Some call her Parveen Babi a legend and some, ill-fated. She rose to be one of the few early heroines of Bollywood industry who captivated the audience with her looks & enthralled them with their acts. When people saw her dance, the eyes were mesmerized and the feet couldn’t help but tap to the beats. Such was the grace of her presence; and the aura of her personality. The movies that she has worked in, have been entitled as classics; And the songs are still played today. She is known for her glamorous alongside top heroes of the 1970’s & early 1980’s in movies like Amar Akbar Anthony, Deewar, Namak Halal & Shaan. She is often sited as one of the most beautiful actresses to have ever appeared in Indian cinema.
Parveen Babi’s modelling career began in 1972 and was quickly followed by her film debut with the film Charitra (1973) opposite cricketer Salim Durrani. The film was a resounding flop but Parveen was noticed and was snapped up for several more films. Her first major hit was Majboor (1974) opposite Amitabh Bachchan. Along with Zeenat Aman, Parveen Babi helped change the image of the Indian film heroine. She was one of the first Indians to be featured on Time magazine’s cover, in July 1976, much to the consternation of her contemporaries.
Throughout her career, she was thought of more as a glamourous heroine than a serious actress. She was also known as a fashion icon. Famous designer Manish Malhotra says, “Parveen Babi brought minimalism into fashion. She was always impeccable, not overdoing it even once.” She left India and acting at the height of her career in 1983 for her partner Kabir Bedi. But after enduring a broken relation, she came back to Mumbai in 1989. Later she entered into a relationship with film director Mahesh Bhatt. But something deep inside, niggled at her heart. The dissatisfaction and disillusion of the place where she was, the life she had. She didn’t quite understand it and dealing wasn’t easy.
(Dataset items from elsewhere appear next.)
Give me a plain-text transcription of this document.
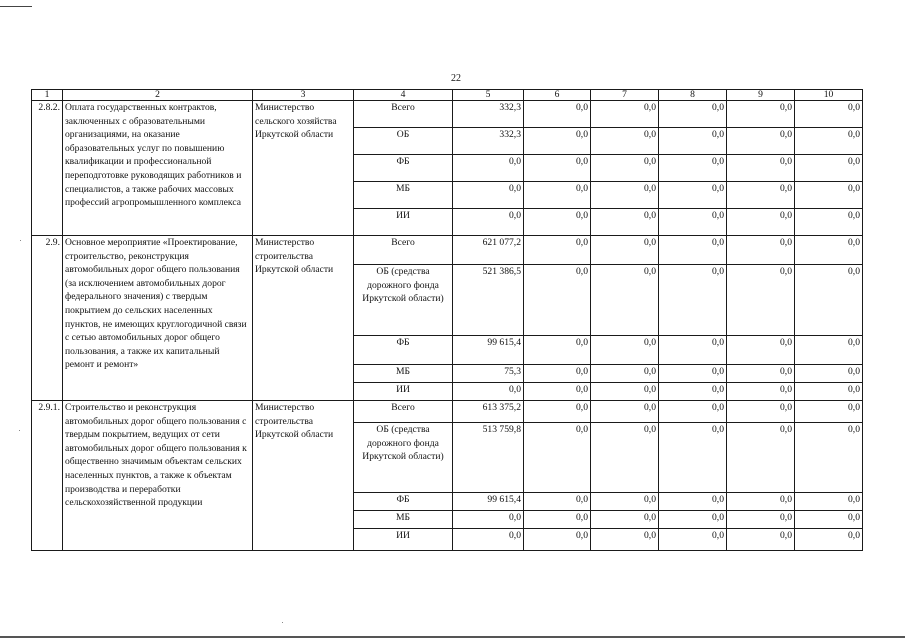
22
1	2	3	4	5	6	7	8	9	10
2.8.2.	Оплата государственных контрактов, заключенных с образовательными организациями, на оказание образовательных услуг по повышению квалификации и профессиональной переподготовке руководящих работников и специалистов, а также рабочих массовых профессий агропромышленного комплекса	Министерство сельского хозяйства Иркутской области	Всего	332,3	0,0	0,0	0,0	0,0	0,0
			ОБ	332,3	0,0	0,0	0,0	0,0	0,0
			ФБ	0,0	0,0	0,0	0,0	0,0	0,0
			МБ	0,0	0,0	0,0	0,0	0,0	0,0
			ИИ	0,0	0,0	0,0	0,0	0,0	0,0
2.9.	Основное мероприятие «Проектирование, строительство, реконструкция автомобильных дорог общего пользования (за исключением автомобильных дорог федерального значения) с твердым покрытием до сельских населенных пунктов, не имеющих круглогодичной связи с сетью автомобильных дорог общего пользования, а также их капитальный ремонт и ремонт»	Министерство строительства Иркутской области	Всего	621 077,2	0,0	0,0	0,0	0,0	0,0
			ОБ (средства дорожного фонда Иркутской области)	521 386,5	0,0	0,0	0,0	0,0	0,0
			ФБ	99 615,4	0,0	0,0	0,0	0,0	0,0
			МБ	75,3	0,0	0,0	0,0	0,0	0,0
			ИИ	0,0	0,0	0,0	0,0	0,0	0,0
2.9.1.	Строительство и реконструкция автомобильных дорог общего пользования с твердым покрытием, ведущих от сети автомобильных дорог общего пользования к общественно значимым объектам сельских населенных пунктов, а также к объектам производства и переработки сельскохозяйственной продукции	Министерство строительства Иркутской области	Всего	613 375,2	0,0	0,0	0,0	0,0	0,0
			ОБ (средства дорожного фонда Иркутской области)	513 759,8	0,0	0,0	0,0	0,0	0,0
			ФБ	99 615,4	0,0	0,0	0,0	0,0	0,0
			МБ	0,0	0,0	0,0	0,0	0,0	0,0
			ИИ	0,0	0,0	0,0	0,0	0,0	0,0
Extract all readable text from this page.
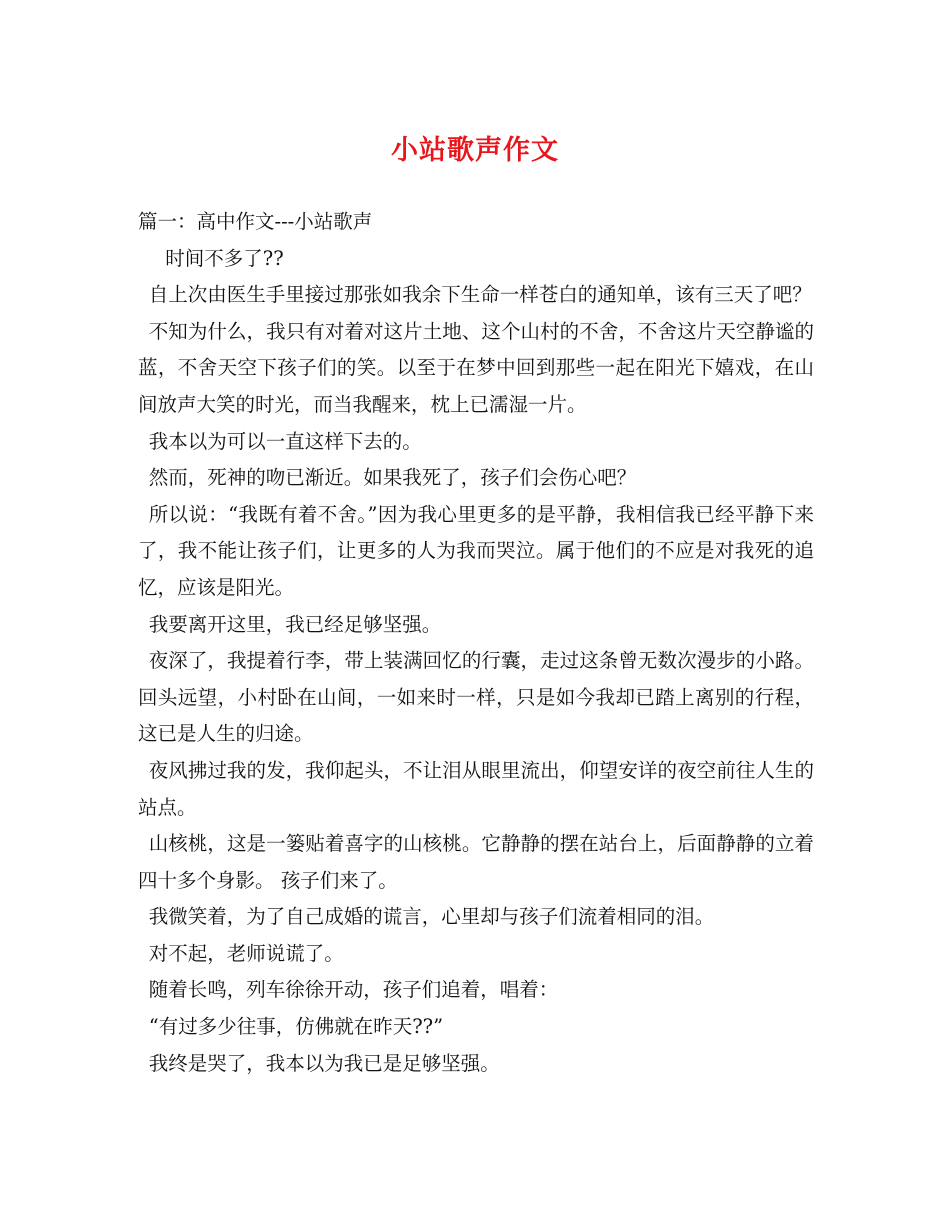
小站歌声作文

篇一：高中作文---小站歌声

时间不多了??

自上次由医生手里接过那张如我余下生命一样苍白的通知单，该有三天了吧？

不知为什么，我只有对着对这片土地、这个山村的不舍，不舍这片天空静谧的蓝，不舍天空下孩子们的笑。以至于在梦中回到那些一起在阳光下嬉戏，在山间放声大笑的时光，而当我醒来，枕上已濡湿一片。

我本以为可以一直这样下去的。

然而，死神的吻已渐近。如果我死了，孩子们会伤心吧？

所以说：“我既有着不舍。”因为我心里更多的是平静，我相信我已经平静下来了，我不能让孩子们，让更多的人为我而哭泣。属于他们的不应是对我死的追忆，应该是阳光。

我要离开这里，我已经足够坚强。

夜深了，我提着行李，带上装满回忆的行囊，走过这条曾无数次漫步的小路。回头远望，小村卧在山间，一如来时一样，只是如今我却已踏上离别的行程，这已是人生的归途。

夜风拂过我的发，我仰起头，不让泪从眼里流出，仰望安详的夜空前往人生的站点。

山核桃，这是一篓贴着喜字的山核桃。它静静的摆在站台上，后面静静的立着四十多个身影。 孩子们来了。

我微笑着，为了自己成婚的谎言，心里却与孩子们流着相同的泪。

对不起，老师说谎了。

随着长鸣，列车徐徐开动，孩子们追着，唱着：

“有过多少往事，仿佛就在昨天??”

我终是哭了，我本以为我已是足够坚强。
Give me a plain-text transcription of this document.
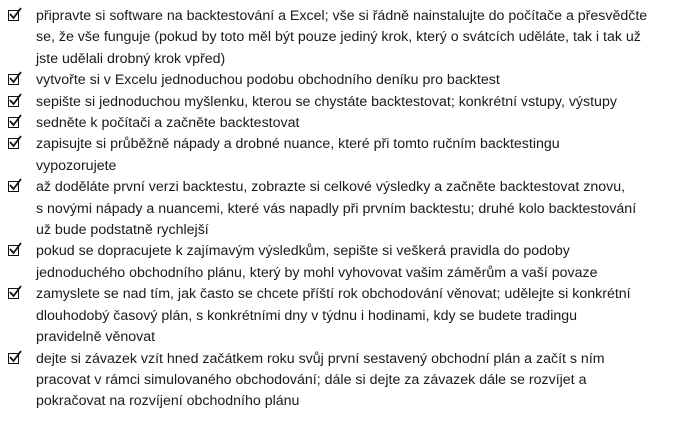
připravte si software na backtestování a Excel; vše si řádně nainstalujte do počítače a přesvědčte
se, že vše funguje (pokud by toto měl být pouze jediný krok, který o svátcích uděláte, tak i tak už
jste udělali drobný krok vpřed)
vytvořte si v Excelu jednoduchou podobu obchodního deníku pro backtest
sepište si jednoduchou myšlenku, kterou se chystáte backtestovat; konkrétní vstupy, výstupy
sedněte k počítači a začněte backtestovat
zapisujte si průběžně nápady a drobné nuance, které při tomto ručním backtestingu
vypozorujete
až doděláte první verzi backtestu, zobrazte si celkové výsledky a začněte backtestovat znovu,
s novými nápady a nuancemi, které vás napadly při prvním backtestu; druhé kolo backtestování
už bude podstatně rychlejší
pokud se dopracujete k zajímavým výsledkům, sepište si veškerá pravidla do podoby
jednoduchého obchodního plánu, který by mohl vyhovovat vašim záměrům a vaší povaze
zamyslete se nad tím, jak často se chcete příští rok obchodování věnovat; udělejte si konkrétní
dlouhodobý časový plán, s konkrétními dny v týdnu i hodinami, kdy se budete tradingu
pravidelně věnovat
dejte si závazek vzít hned začátkem roku svůj první sestavený obchodní plán a začít s ním
pracovat v rámci simulovaného obchodování; dále si dejte za závazek dále se rozvíjet a
pokračovat na rozvíjení obchodního plánu
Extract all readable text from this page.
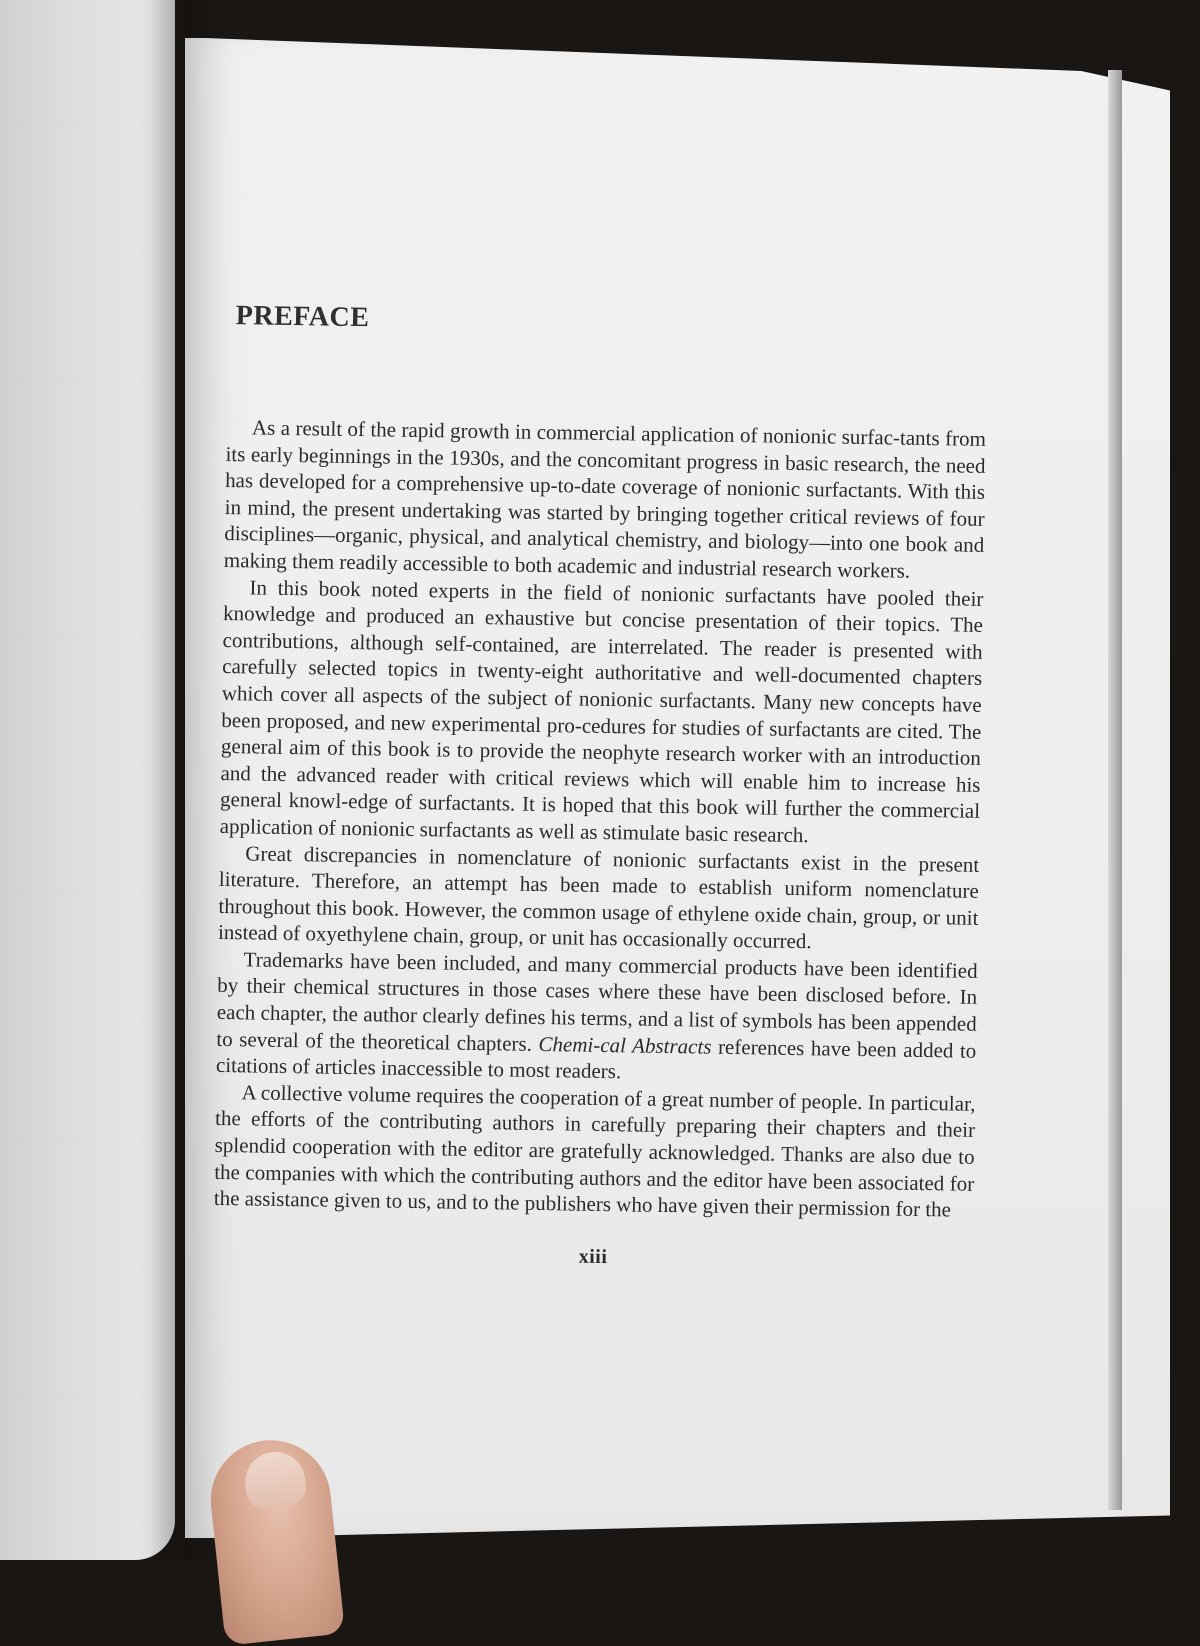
PREFACE

As a result of the rapid growth in commercial application of nonionic surfac-tants from its early beginnings in the 1930s, and the concomitant progress in basic research, the need has developed for a comprehensive up-to-date coverage of nonionic surfactants. With this in mind, the present undertaking was started by bringing together critical reviews of four disciplines—organic, physical, and analytical chemistry, and biology—into one book and making them readily accessible to both academic and industrial research workers.

In this book noted experts in the field of nonionic surfactants have pooled their knowledge and produced an exhaustive but concise presentation of their topics. The contributions, although self-contained, are interrelated. The reader is presented with carefully selected topics in twenty-eight authoritative and well-documented chapters which cover all aspects of the subject of nonionic surfactants. Many new concepts have been proposed, and new experimental pro-cedures for studies of surfactants are cited. The general aim of this book is to provide the neophyte research worker with an introduction and the advanced reader with critical reviews which will enable him to increase his general knowl-edge of surfactants. It is hoped that this book will further the commercial application of nonionic surfactants as well as stimulate basic research.

Great discrepancies in nomenclature of nonionic surfactants exist in the present literature. Therefore, an attempt has been made to establish uniform nomenclature throughout this book. However, the common usage of ethylene oxide chain, group, or unit instead of oxyethylene chain, group, or unit has occasionally occurred.

Trademarks have been included, and many commercial products have been identified by their chemical structures in those cases where these have been disclosed before. In each chapter, the author clearly defines his terms, and a list of symbols has been appended to several of the theoretical chapters. Chemi-cal Abstracts references have been added to citations of articles inaccessible to most readers.

A collective volume requires the cooperation of a great number of people. In particular, the efforts of the contributing authors in carefully preparing their chapters and their splendid cooperation with the editor are gratefully acknowledged. Thanks are also due to the companies with which the contributing authors and the editor have been associated for the assistance given to us, and to the publishers who have given their permission for the

xiii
Her career in films brought her runaway success. It also brought her terrifying loneliness, and an anguish that haunted her and left her life in shambles. The emptiness and despair brought her to the brink of madness, again and again. She tried to opt out several times. And each time she failed. She returned to films, to ride wave after wave of success. Cruel success. Success that brought her greater suffering, greater loneliness.
A little research about her shows the presence of an entity called UG Krishnamurti in her life. She terms him as her confidant, mentor and close friend. In a magazine release, she claims that there were times when she lost faith in herself and everybody around her and all the times she went to UG Krishnamurti for help. The insecurity not only filled her mind but also reflected on the outside. So much that she had to take another break from her films. Her friend and guru, Krishnamurti advised her to take a break and warned her from going back into the media industry. But after healing Parveen couldn’t stop herself from returning. The suffering came back after some time, insurmountable as ever.
She accused many foreign dignitaries including Amitabh Bachchan, of conspiring to kill her but her petition in court was dismissed for lack of evidence. In 2002, she again hit the headlines when she filed an affidavit in the special court hearing the 1993 serial bomb blasts case, claiming that she had gathered clinching evidence against actor Sanjay Dutt showing his involvement in the case, but she did not turn up in court after being summoned saying that she was afraid of being killed.
What followed next was shocking. On 22 January 2005, Parveen Babi was found dead in her Mumbai apartment after her residential society secretary alerted the police that she had not collected milk and newspapers from her doorstep for three days. The police suspected that she may have been dead up to 72 hours before her body was found. The cause of her death was not immediately known. She was found to have gangrene of the foot as a complication of her diabetic condition. The police ruled out any foul play and it was determined she had died from what appeared to be complications from diabetes.
But later research put light on a deadly mental affliction that reportedly haunted her till her last day – Schizophrenia. “Had they shown the same kind of interest, compassion and concern, perhaps the illness could have been more effectively treated and the course of her life could have been different,” tells Sunil Mittal of Delhi Psychiatry Centre. “For all we know, she probably would have been alive today.” Family support plays a vital role in curing schizophrenia that victimizes 10 million Indians. Says Puneet Dwevedi, a psychiatrist who deals with cases of chronic schizophrenia at Sanjivini, a counselling centre for the mentally ill: “Babi was a typical patient without family and human ties and not amenable to getting treatment. Support from family would surely have helped.” The reclusive actress, psychiatrists say, was suffering from paranoid schizophrenia in which a victim is prone to all sorts of grandiose delusions and hallucinations.
“When she accused Amitabh Bachchan and others of a conspiracy to finish her career, people should have read it as a warning signal rather than ridiculing her,” says Dwevedi.
That’s about how a genetic disease killed a beauty who made us fall in love with Indian cinema.